The present observations on the effects of an abundance of OGFr in ovarian cancer cells with regard to cell proliferation and tumorigenesis complement previous reports on the repercussions of molecular manipulation of OGFr. Earlier studies have shown that transient transfection of OGFr cDNA into rat corneal epithelial cells using a gene gun depressed DNA synthesis [42] and wound healing [43]. Additionally, similar to reports in squamous cell carcinoma of the head and neck [24,44] and pancreatic cancer [23,45], the present study demonstrates that stable transfection of OGFr cDNA markedly suppressed neoplastic events under both in vitro and in vivo conditions. These data reflect the fundamental nature and biological significance of the OGF-OGFr axis in human ovarian cancer.

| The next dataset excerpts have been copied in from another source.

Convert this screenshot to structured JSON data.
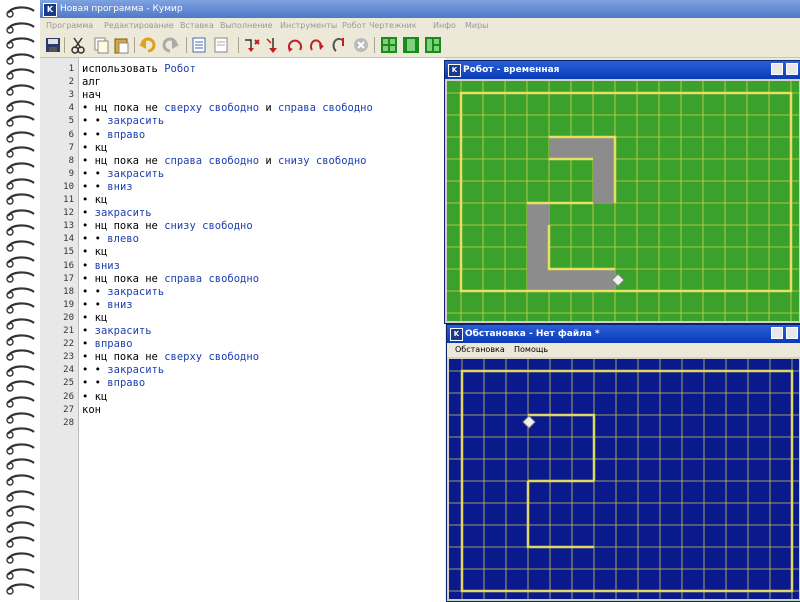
{
  "window": {
    "title": "Новая программа - Кумир",
    "icon_letter": "K"
  },
  "menu": [
    "Программа",
    "Редактирование",
    "Вставка",
    "Выполнение",
    "Инструменты",
    "Робот",
    "Чертежник",
    "Инфо",
    "Миры"
  ],
  "toolbar_icons": [
    "save-icon",
    "cut-icon",
    "copy-icon",
    "paste-icon",
    "undo-icon",
    "redo-icon",
    "insert-icon",
    "delete-icon",
    "run-icon",
    "step-icon",
    "step-in-icon",
    "step-out-icon",
    "stop-icon",
    "cancel-icon",
    "grid-icon",
    "window-icon",
    "layout-icon"
  ],
  "editor": {
    "lines": [
      {
        "n": "1",
        "t": "использовать Робот"
      },
      {
        "n": "2",
        "t": "алг"
      },
      {
        "n": "3",
        "t": "нач"
      },
      {
        "n": "4",
        "t": "• нц пока не сверху свободно и справа свободно"
      },
      {
        "n": "5",
        "t": "• • закрасить"
      },
      {
        "n": "6",
        "t": "• • вправо"
      },
      {
        "n": "7",
        "t": "• кц"
      },
      {
        "n": "8",
        "t": "• нц пока не справа свободно и снизу свободно"
      },
      {
        "n": "9",
        "t": "• • закрасить"
      },
      {
        "n": "10",
        "t": "• • вниз"
      },
      {
        "n": "11",
        "t": "• кц"
      },
      {
        "n": "12",
        "t": "• закрасить"
      },
      {
        "n": "13",
        "t": "• нц пока не снизу свободно"
      },
      {
        "n": "14",
        "t": "• • влево"
      },
      {
        "n": "15",
        "t": "• кц"
      },
      {
        "n": "16",
        "t": "• вниз"
      },
      {
        "n": "17",
        "t": "• нц пока не справа свободно"
      },
      {
        "n": "18",
        "t": "• • закрасить"
      },
      {
        "n": "19",
        "t": "• • вниз"
      },
      {
        "n": "20",
        "t": "• кц"
      },
      {
        "n": "21",
        "t": "• закрасить"
      },
      {
        "n": "22",
        "t": "• вправо"
      },
      {
        "n": "23",
        "t": "• нц пока не сверху свободно"
      },
      {
        "n": "24",
        "t": "• • закрасить"
      },
      {
        "n": "25",
        "t": "• • вправо"
      },
      {
        "n": "26",
        "t": "• кц"
      },
      {
        "n": "27",
        "t": "кон"
      },
      {
        "n": "28",
        "t": ""
      }
    ]
  },
  "robot_window": {
    "title": "Робот - временная",
    "icon_letter": "K",
    "bg_color": "#3aa12c",
    "grid_color": "#d6d04a",
    "paint_color": "#8c8c8c"
  },
  "env_window": {
    "title": "Обстановка - Нет файла *",
    "icon_letter": "K",
    "menu": [
      "Обстановка",
      "Помощь"
    ],
    "bg_color": "#0a1a8c",
    "grid_color": "#c9c55a"
  }
}
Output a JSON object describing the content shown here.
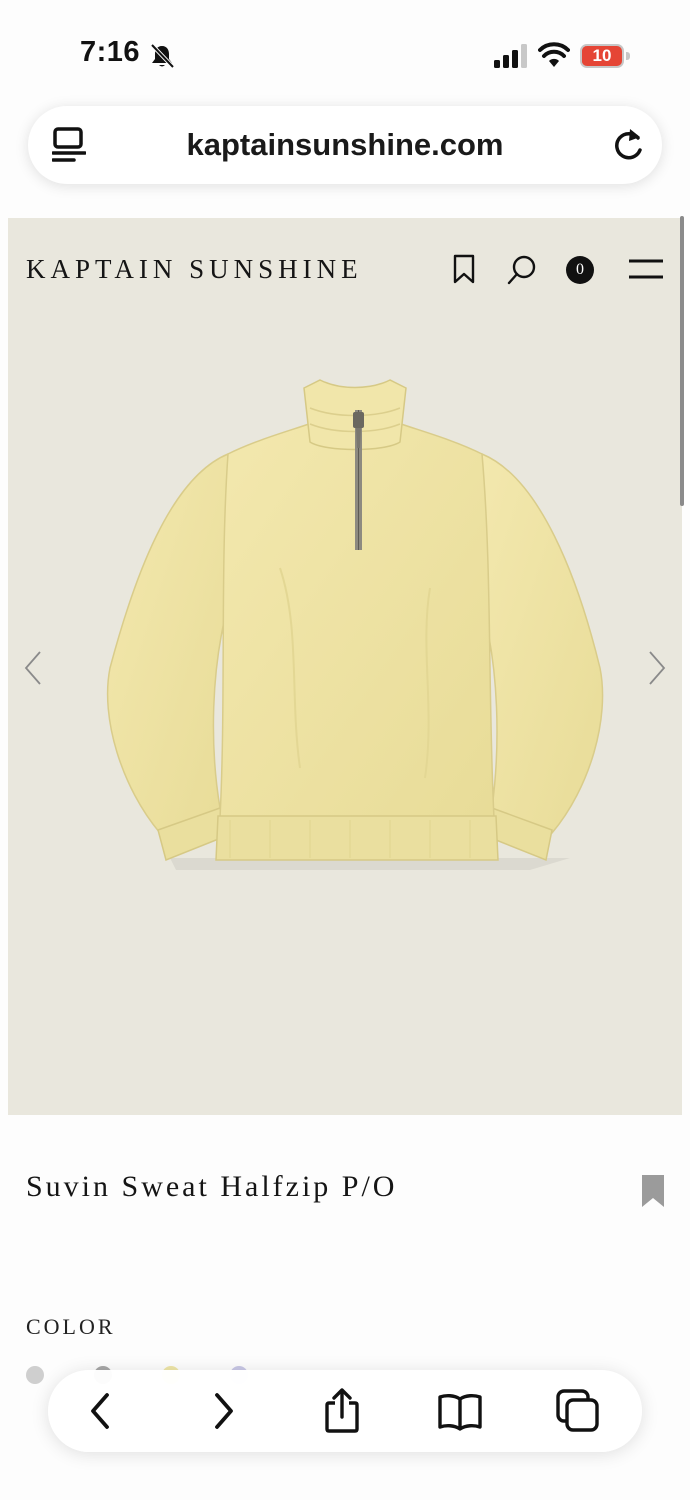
{
  "status_bar": {
    "time": "7:16",
    "battery_level": "10",
    "battery_fraction": 0.1,
    "battery_color": "#e54535"
  },
  "browser": {
    "url": "kaptainsunshine.com",
    "icons": [
      "reader-icon",
      "reload-icon"
    ]
  },
  "site_header": {
    "brand": "KAPTAIN SUNSHINE",
    "cart_count": "0",
    "icons": [
      "bookmark-icon",
      "search-icon",
      "menu-icon"
    ]
  },
  "product": {
    "title": "Suvin Sweat Halfzip P/O",
    "image": "yellow-halfzip-sweatshirt",
    "image_background": "#e9e7dd",
    "garment_color": "#efe3a4"
  },
  "options": {
    "color_label": "COLOR",
    "swatches": [
      "#cfcfcf",
      "#a7a7a7",
      "#efe6a8",
      "#c9c8e6"
    ]
  },
  "toolbar": {
    "icons": [
      "back-icon",
      "forward-icon",
      "share-icon",
      "bookmarks-icon",
      "tabs-icon"
    ]
  }
}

Clinically, OGF has been detected by radioimmunoassay in surgical samples taken from human neoplasms of the ovary [26]. The demonstration in the present study that tumor progression is inhibited in mice transplanted with human ovarian cancer cells overexpressing OGFr indicates that the OGF-OGFr axis is functional in ovarian cancer in vivo. The basal equilibrium of cell replication, which is regulated by endogenous OGF and mediated by OGFr, is disturbed by an abundance of OGFr, with the net result being an overall reduction in cell proliferation. Given that ovarian cancer is the most lethal gynecologic malignancy [4], and that the survival rate for this neoplasia has not improved substantially in decades [3], new strategies to treat this deadly cancer are needed. The findings of this study can be used clinically in designing treatments that capitalize on the body’s own processes to restore homeostasis in cell proliferation of ovarian cancer. For example, one could upregulate either the peptide (e.g. by exogenous OGF) and/or receptor (e.g. by gene delivery, imiquimod) to enhance anticancer activity. Indeed, OGF has been successfully documented to be safe for administration in humans [46] and efficacious in a phase II trial with OGF in pancreatic cancer patients [47], and imiquimod is widely used clinically in the treatment of certain diseases of the skin [48,49].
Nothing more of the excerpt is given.